Some ten years after I had left Kermanshah, Imādieh—so the place was called—was presented (I dare say much against the grain) to the king. At that time the Imād-u-dowlet had become the actual freeholder of the whole of the Kermanshah valley, and his wealth was immense in money and flocks and herds. But the inevitable evil day arrived. The Shah recalled him to Teheran, and the squeezing process commenced; large sums of money were wrung from him, and the royal treasury correspondingly enriched. It is always so in Persia; a man is allowed to quietly enrich himself, but when he has achieved immense wealth he becomes a mark for oppression in his turn. To use the common expression of the country, “He is ripe; he must be squeezed.”
THE TOMBS OF THE KINGS. (NAKSH-I-RŪSTAM.)

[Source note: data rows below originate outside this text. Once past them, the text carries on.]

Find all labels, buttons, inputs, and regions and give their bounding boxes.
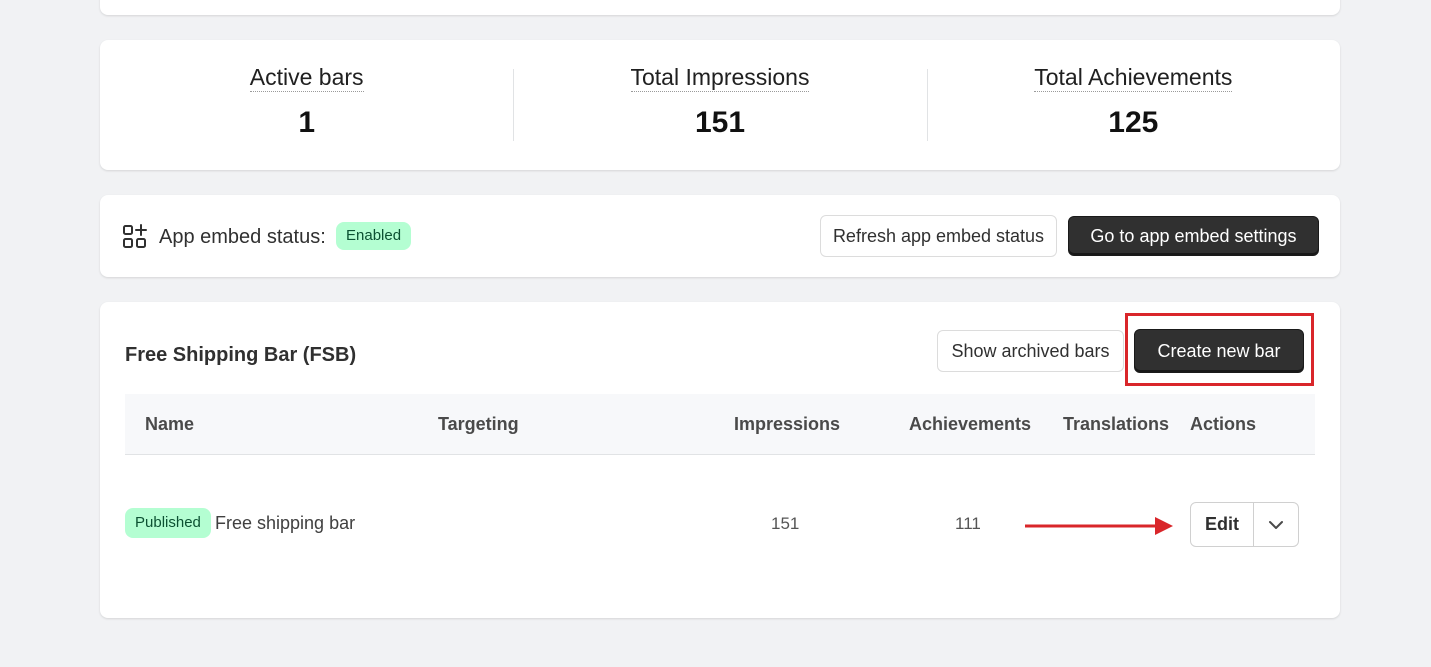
- column-header-achievements: Achievements: [909, 414, 1032, 434]
- stat-label[interactable]: Total Achievements: [1034, 64, 1233, 92]
- column-header-actions: Actions: [1190, 414, 1257, 434]
- app-embed-status-label: App embed status:: [159, 226, 326, 248]
- table-header: Name Targeting Impressions Achievements …: [125, 394, 1315, 455]
- chevron-down-icon: [1269, 520, 1283, 529]
- stats-card: Active bars 1 Total Impressions 151 Tota…: [100, 40, 1340, 170]
- column-header-name: Name: [145, 414, 195, 434]
- apps-add-icon: [123, 224, 147, 248]
- stat-value: 1: [298, 106, 315, 139]
- stat-value: 151: [694, 106, 746, 139]
- fsb-card: Free Shipping Bar (FSB) Show archived ba…: [100, 302, 1340, 618]
- create-new-bar-button[interactable]: Create new bar: [1134, 329, 1304, 373]
- edit-button[interactable]: Edit: [1191, 503, 1254, 546]
- achievements-value: 111: [955, 514, 981, 533]
- more-actions-button[interactable]: [1254, 503, 1298, 546]
- stat-total-impressions: Total Impressions 151: [513, 40, 926, 170]
- column-header-targeting: Targeting: [438, 414, 519, 434]
- refresh-embed-status-button[interactable]: Refresh app embed status: [820, 215, 1057, 257]
- top-card: [100, 0, 1340, 15]
- status-badge: Enabled: [336, 222, 412, 250]
- column-header-translations: Translations: [1063, 414, 1170, 434]
- app-embed-card: App embed status: Enabled Refresh app em…: [100, 195, 1340, 277]
- stat-label[interactable]: Active bars: [249, 64, 364, 92]
- status-badge: Published: [125, 508, 211, 538]
- stat-value: 125: [1108, 106, 1159, 139]
- row-actions-group: Edit: [1190, 502, 1299, 547]
- annotation-arrow-icon: [1025, 517, 1173, 535]
- stat-total-achievements: Total Achievements 125: [926, 40, 1340, 170]
- go-to-embed-settings-button[interactable]: Go to app embed settings: [1068, 216, 1319, 256]
- show-archived-bars-button[interactable]: Show archived bars: [937, 330, 1124, 372]
- bar-name: Free shipping bar: [215, 513, 356, 533]
- section-title: Free Shipping Bar (FSB): [125, 344, 357, 366]
- stat-active-bars: Active bars 1: [100, 40, 513, 170]
- table-row: Published Free shipping bar 151 111 Edit: [125, 455, 1315, 595]
- stat-label[interactable]: Total Impressions: [630, 64, 810, 92]
- impressions-value: 151: [771, 514, 800, 533]
- column-header-impressions: Impressions: [734, 414, 841, 434]
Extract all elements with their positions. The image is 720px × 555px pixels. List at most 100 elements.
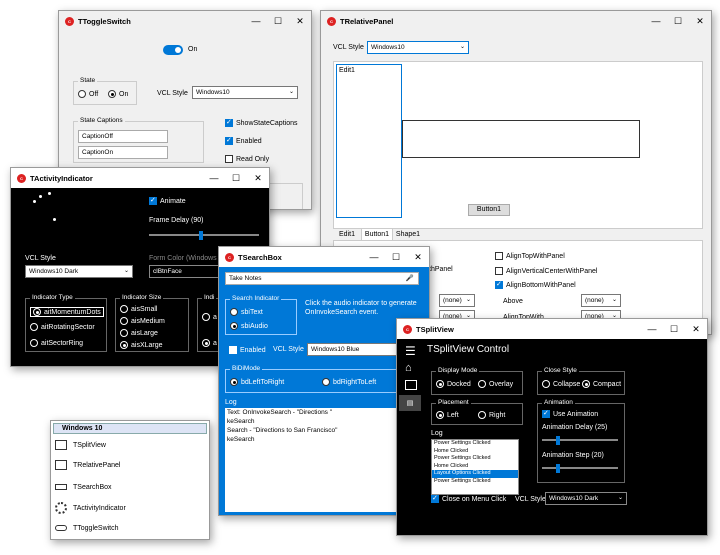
left-radio[interactable]: Left <box>436 411 459 419</box>
list-item: Home Clicked <box>434 447 469 454</box>
microphone-icon[interactable]: 🎤 <box>406 273 414 284</box>
window-title: TActivityIndicator <box>30 173 93 183</box>
minimize-button[interactable]: — <box>641 319 663 339</box>
enabled-checkbox[interactable]: Enabled <box>225 136 262 145</box>
window-title: TToggleSwitch <box>78 16 131 26</box>
size-large-radio[interactable]: aisLarge <box>120 329 158 337</box>
partial-radio-1[interactable]: a <box>202 313 217 321</box>
vcl-style-combo[interactable]: Windows10 Dark ⌄ <box>25 265 133 278</box>
title-bar: C TSearchBox — ☐ ✕ <box>219 247 429 267</box>
animate-checkbox[interactable]: Animate <box>149 196 186 205</box>
indicator-type-group: Indicator Type aitMomentumDots aitRotati… <box>25 294 107 352</box>
power-settings-icon[interactable]: ▤ <box>399 395 421 411</box>
use-animation-checkbox[interactable]: Use Animation <box>542 409 598 418</box>
frame-delay-slider[interactable] <box>149 230 259 240</box>
maximize-button[interactable]: ☐ <box>385 247 407 267</box>
anim-delay-slider[interactable] <box>542 435 618 445</box>
maximize-button[interactable]: ☐ <box>225 168 247 188</box>
log-list[interactable]: Power Settings Clicked Home Clicked Powe… <box>431 439 519 495</box>
maximize-button[interactable]: ☐ <box>663 319 685 339</box>
minimize-button[interactable]: — <box>245 11 267 31</box>
right-radio[interactable]: Right <box>478 411 505 419</box>
toggle-switch[interactable] <box>163 45 183 55</box>
close-button[interactable]: ✕ <box>407 247 429 267</box>
close-button[interactable]: ✕ <box>689 11 711 31</box>
layout-icon[interactable] <box>405 380 417 390</box>
item-toggleswitch[interactable]: TToggleSwitch <box>55 521 119 535</box>
item-searchbox[interactable]: TSearchBox <box>55 480 112 494</box>
state-on-radio[interactable]: On <box>108 90 128 98</box>
size-xlarge-radio[interactable]: aisXLarge <box>120 341 163 349</box>
button1[interactable]: Button1 <box>468 204 510 216</box>
align-bottom-checkbox[interactable]: AlignBottomWithPanel <box>495 280 576 289</box>
vcl-style-combo[interactable]: Windows10 Dark ⌄ <box>545 492 627 505</box>
home-icon[interactable]: ⌂ <box>405 362 412 374</box>
tab-shape1[interactable]: Shape1 <box>393 229 423 240</box>
minimize-button[interactable]: — <box>363 247 385 267</box>
edit1-memo[interactable]: Edit1 <box>336 64 402 218</box>
toggle-state-label: On <box>188 46 198 53</box>
vcl-style-combo[interactable]: Windows10 ⌄ <box>367 41 469 54</box>
close-button[interactable]: ✕ <box>289 11 311 31</box>
read-only-checkbox[interactable]: Read Only <box>225 155 269 163</box>
minimize-button[interactable]: — <box>203 168 225 188</box>
type-momentum-dots-radio[interactable]: aitMomentumDots <box>30 307 104 317</box>
item-relativepanel[interactable]: TRelativePanel <box>55 458 120 472</box>
enabled-checkbox[interactable]: Enabled <box>229 345 266 354</box>
log-list[interactable]: Text: OnInvokeSearch - "Directions " keS… <box>225 408 425 512</box>
list-item: Search - "Directions to San Francisco" <box>227 427 338 434</box>
above-combo[interactable]: (none) ⌄ <box>581 294 621 307</box>
caption-on-input[interactable]: CaptionOn <box>78 146 168 159</box>
panel-header: Windows 10 <box>53 423 207 434</box>
align-vcenter-checkbox[interactable]: AlignVerticalCenterWithPanel <box>495 267 597 275</box>
maximize-button[interactable]: ☐ <box>667 11 689 31</box>
bidi-ltr-radio[interactable]: bdLeftToRight <box>230 378 284 386</box>
app-icon: C <box>17 173 26 183</box>
sbi-text-radio[interactable]: sbiText <box>230 308 263 316</box>
window-title: TRelativePanel <box>340 16 394 26</box>
size-small-radio[interactable]: aisSmall <box>120 305 157 313</box>
bidi-group: BiDiMode bdLeftToRight bdRightToLeft <box>225 365 425 393</box>
list-item: keSearch <box>227 418 255 425</box>
log-label: Log <box>431 430 443 437</box>
display-mode-group: Display Mode Docked Overlay <box>431 367 523 395</box>
partial-radio-2[interactable]: a <box>202 339 217 347</box>
vcl-style-combo[interactable]: Windows10 ⌄ <box>192 86 298 99</box>
hamburger-icon[interactable]: ☰ <box>405 344 416 358</box>
type-sector-ring-radio[interactable]: aitSectorRing <box>30 339 83 347</box>
partial-combo-1[interactable]: (none) ⌄ <box>439 294 475 307</box>
list-item: Layout Options Clicked <box>432 470 518 478</box>
close-button[interactable]: ✕ <box>247 168 269 188</box>
vcl-style-label: VCL Style <box>273 346 304 353</box>
indicator-size-group: Indicator Size aisSmall aisMedium aisLar… <box>115 294 189 352</box>
search-input[interactable]: Take Notes 🎤 <box>225 272 419 285</box>
minimize-button[interactable]: — <box>645 11 667 31</box>
overlay-radio[interactable]: Overlay <box>478 380 513 388</box>
align-top-checkbox[interactable]: AlignTopWithPanel <box>495 252 565 260</box>
compact-radio[interactable]: Compact <box>582 380 621 388</box>
close-on-menu-click-checkbox[interactable]: Close on Menu Click <box>431 494 506 503</box>
item-activityindicator[interactable]: TActivityIndicator <box>55 501 126 515</box>
show-state-checkbox[interactable]: ShowStateCaptions <box>225 118 297 127</box>
vcl-style-label: VCL Style <box>333 44 364 51</box>
state-off-radio[interactable]: Off <box>78 90 98 98</box>
above-label: Above <box>503 298 523 305</box>
close-button[interactable]: ✕ <box>685 319 707 339</box>
sbi-audio-radio[interactable]: sbiAudio <box>230 322 268 330</box>
tab-edit1[interactable]: Edit1 <box>333 229 361 240</box>
tab-button1[interactable]: Button1 <box>361 228 393 240</box>
docked-radio[interactable]: Docked <box>436 380 471 388</box>
type-rotating-sector-radio[interactable]: aitRotatingSector <box>30 323 95 331</box>
searchbox-icon <box>55 484 67 490</box>
shape1 <box>402 120 640 158</box>
bidi-rtl-radio[interactable]: bdRightToLeft <box>322 378 376 386</box>
caption-off-input[interactable]: CaptionOff <box>78 130 168 143</box>
state-captions-group: State Captions CaptionOff CaptionOn <box>73 117 204 163</box>
windows10-panel: Windows 10 TSplitView TRelativePanel TSe… <box>50 420 210 540</box>
frame-delay-label: Frame Delay (90) <box>149 217 204 224</box>
maximize-button[interactable]: ☐ <box>267 11 289 31</box>
collapse-radio[interactable]: Collapse <box>542 380 580 388</box>
anim-step-slider[interactable] <box>542 463 618 473</box>
item-splitview[interactable]: TSplitView <box>55 438 106 452</box>
size-medium-radio[interactable]: aisMedium <box>120 317 165 325</box>
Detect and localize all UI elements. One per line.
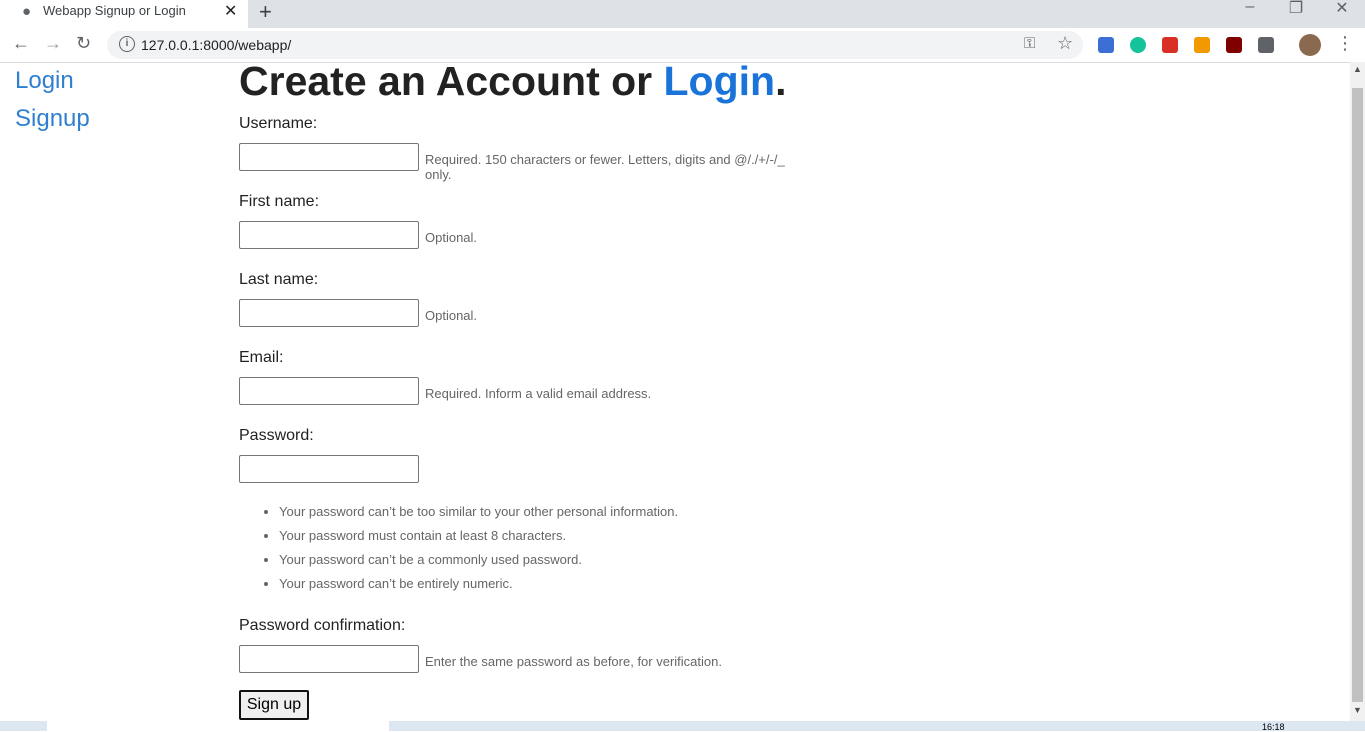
last-name-helptext: Optional.: [425, 308, 478, 323]
username-helptext: Required. 150 characters or fewer. Lette…: [425, 152, 785, 182]
globe-icon: ●: [21, 3, 32, 20]
info-icon[interactable]: i: [119, 36, 135, 52]
extension-shield-icon[interactable]: [1258, 37, 1274, 53]
password-input[interactable]: [239, 455, 419, 483]
address-bar[interactable]: i 127.0.0.1:8000/webapp/ ⚿ ☆: [107, 31, 1083, 59]
list-item: Your password can’t be entirely numeric.: [279, 572, 678, 596]
bookmark-star-icon[interactable]: ☆: [1057, 33, 1073, 54]
last-name-input[interactable]: [239, 299, 419, 327]
scroll-down-icon[interactable]: ▼: [1353, 705, 1362, 715]
password-confirmation-label: Password confirmation:: [239, 617, 406, 634]
password-confirmation-helptext: Enter the same password as before, for v…: [425, 654, 722, 669]
extension-icon[interactable]: [1098, 37, 1114, 53]
sidebar-item-login[interactable]: Login: [15, 62, 90, 100]
scroll-up-icon[interactable]: ▲: [1353, 64, 1362, 74]
extension-red-icon[interactable]: [1162, 37, 1178, 53]
password-confirmation-input[interactable]: [239, 645, 419, 673]
profile-avatar[interactable]: [1299, 34, 1321, 56]
taskbar-search-box[interactable]: [47, 721, 389, 731]
list-item: Your password must contain at least 8 ch…: [279, 524, 678, 548]
first-name-input[interactable]: [239, 221, 419, 249]
sidebar-item-signup[interactable]: Signup: [15, 100, 90, 138]
first-name-helptext: Optional.: [425, 230, 478, 245]
signup-form: Create an Account or Login. Username: Re…: [239, 60, 787, 720]
page-title-text: Create an Account or: [239, 58, 664, 104]
email-helptext: Required. Inform a valid email address.: [425, 386, 652, 401]
page-title: Create an Account or Login.: [239, 60, 787, 102]
sidebar-nav: Login Signup: [15, 62, 90, 138]
password-rules-list: Your password can’t be too similar to yo…: [239, 500, 678, 596]
list-item: Your password can’t be a commonly used p…: [279, 548, 678, 572]
more-menu-icon[interactable]: ⋮: [1336, 33, 1354, 54]
heading-login-link[interactable]: Login: [664, 58, 776, 104]
back-icon[interactable]: ←: [12, 33, 30, 54]
scrollbar-thumb[interactable]: [1352, 88, 1363, 702]
minimize-icon[interactable]: –: [1235, 0, 1265, 16]
key-icon[interactable]: ⚿: [1024, 35, 1035, 52]
forward-icon[interactable]: →: [44, 33, 62, 54]
browser-tab[interactable]: ● Webapp Signup or Login ✕: [0, 0, 248, 28]
restore-icon[interactable]: ❐: [1281, 0, 1311, 18]
reload-icon[interactable]: ↻: [76, 33, 91, 54]
page-title-suffix: .: [775, 58, 787, 104]
last-name-label: Last name:: [239, 271, 319, 288]
email-input[interactable]: [239, 377, 419, 405]
ublock-icon[interactable]: [1226, 37, 1242, 53]
list-item: Your password can’t be too similar to yo…: [279, 500, 678, 524]
url-text[interactable]: 127.0.0.1:8000/webapp/: [141, 37, 291, 53]
os-taskbar: 16:18: [0, 721, 1365, 732]
close-window-icon[interactable]: ✕: [1327, 0, 1357, 18]
extension-orange-icon[interactable]: [1194, 37, 1210, 53]
first-name-label: First name:: [239, 193, 320, 210]
vertical-scrollbar[interactable]: ▲ ▼: [1350, 62, 1365, 721]
password-label: Password:: [239, 427, 314, 444]
email-label: Email:: [239, 349, 284, 366]
tab-strip: ● Webapp Signup or Login ✕ + – ❐ ✕: [0, 0, 1365, 28]
username-label: Username:: [239, 115, 318, 132]
username-input[interactable]: [239, 143, 419, 171]
tab-title: Webapp Signup or Login: [43, 3, 186, 18]
new-tab-button[interactable]: +: [259, 0, 272, 25]
grammarly-icon[interactable]: [1130, 37, 1146, 53]
close-tab-icon[interactable]: ✕: [224, 1, 237, 21]
signup-button[interactable]: Sign up: [239, 690, 309, 720]
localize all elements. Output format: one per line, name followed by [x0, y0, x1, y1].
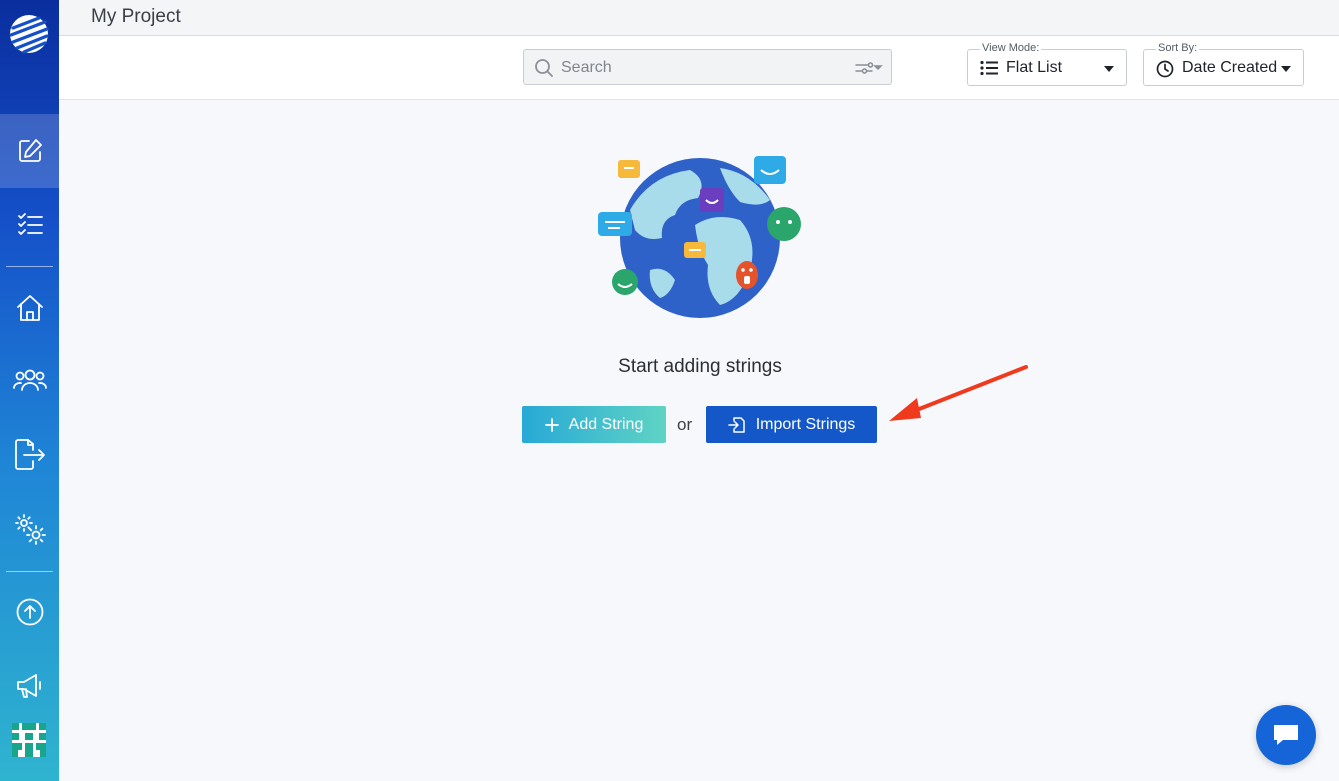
plus-icon: [544, 417, 559, 432]
sort-by-caption: Sort By:: [1156, 42, 1200, 54]
search-input[interactable]: Search: [523, 49, 892, 85]
view-mode-value: Flat List: [1006, 59, 1063, 76]
or-separator: or: [677, 415, 693, 434]
edit-icon: [18, 139, 42, 162]
annotation-arrow-icon: [889, 365, 1028, 421]
add-string-label: Add String: [568, 415, 644, 433]
view-mode-select[interactable]: View Mode: Flat List: [967, 42, 1127, 86]
home-icon: [16, 295, 43, 321]
globe-illustration: [598, 156, 801, 318]
checklist-icon: [17, 213, 43, 235]
page-title: My Project: [91, 6, 181, 27]
sidebar-item-export[interactable]: [0, 425, 59, 485]
sidebar-item-editor[interactable]: [0, 114, 59, 188]
sort-by-select[interactable]: Sort By: Date Created: [1143, 42, 1304, 86]
sidebar-item-announcements[interactable]: [0, 656, 59, 716]
add-string-button[interactable]: Add String: [522, 406, 666, 443]
avatar-icon[interactable]: [12, 723, 46, 757]
list-icon: [980, 60, 998, 76]
chevron-down-icon: [1104, 66, 1114, 72]
chat-icon: [1274, 725, 1298, 745]
sidebar-item-settings[interactable]: [0, 499, 59, 559]
view-mode-caption: View Mode:: [980, 42, 1042, 54]
title-bar: My Project: [59, 0, 1339, 36]
sidebar-item-upgrade[interactable]: [0, 582, 59, 642]
upload-icon: [16, 598, 43, 626]
toolbar: Search View Mode: Flat List Sort By: Dat…: [59, 36, 1339, 100]
app-logo-icon[interactable]: [9, 14, 49, 54]
chevron-down-icon: [1281, 66, 1291, 72]
empty-state-title: Start adding strings: [618, 356, 782, 377]
settings-icon: [14, 514, 46, 545]
sort-by-value: Date Created: [1182, 59, 1278, 76]
search-placeholder: Search: [561, 59, 612, 76]
megaphone-icon: [16, 674, 41, 698]
search-icon: [535, 59, 553, 77]
import-icon: [727, 416, 745, 433]
sidebar-item-home[interactable]: [0, 278, 59, 338]
clock-icon: [1156, 60, 1174, 78]
import-strings-button[interactable]: Import Strings: [706, 406, 877, 443]
filter-icon[interactable]: [855, 61, 883, 75]
sidebar-item-tasks[interactable]: [0, 194, 59, 254]
export-icon: [14, 439, 45, 470]
sidebar-divider: [6, 266, 53, 267]
chat-button[interactable]: [1256, 705, 1316, 765]
sidebar: [0, 0, 59, 781]
sidebar-divider: [6, 571, 53, 572]
import-strings-label: Import Strings: [755, 415, 856, 433]
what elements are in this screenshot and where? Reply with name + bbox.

Just by Imādieh, at the base of a high cliff, is an excavated arched chamber, at the back of which, carved from the living rock, is an equestrian statue armed with a lance; it is of colossal size, and some fourteen feet high (?). Both figure and horse are much damaged by time and the hand of man, and it is difficult to make much out of the detail. There are two other figures, one at either extremity of the back of the arch.
Over the entrance of the arched chamber, which forms a delightfully cool place to have tea in, are carved in the face of the cliff itself two figures of Fame (?) (or winged female figures); to the best of my remembrance they have trumpets. These are more in the Roman style, or may be even modern (pseudo-classic), for the early Kings of Persia employed foreign artificers to decorate their palaces; instance being seen in Ispahan, particularly in the large oil-paintings, which are certainly not by Oriental artists. Of the great antiquity of the figures within the arch there can be no doubt, and they are more than alto-relievo, for they are only affixed to the rock by a small strip, and are much under-cut. They have been frequently scientifically described, and appear to be the work of the Sassanian kings.
There are several similar though less pretentious figures: one at Naksh-i-Rūstam,[14] near Persepolis; another, called by the people “Ferhad and Shireen,” near Shiraz; but these latter are simply rough carvings in relief.
A stone platform has been built in front of the archway, and below this flows a great volume of spring-water that comes from a natural tunnel beneath the statues. A large hauz or tank is kept constantly full by this, and when we were there it was ornamented by a flock of some sixty tame geese, the only ones I had seen, save those in Teheran, and the recent sight of them had something to do with my hesitation when in search of sport on the occasion which I have noted.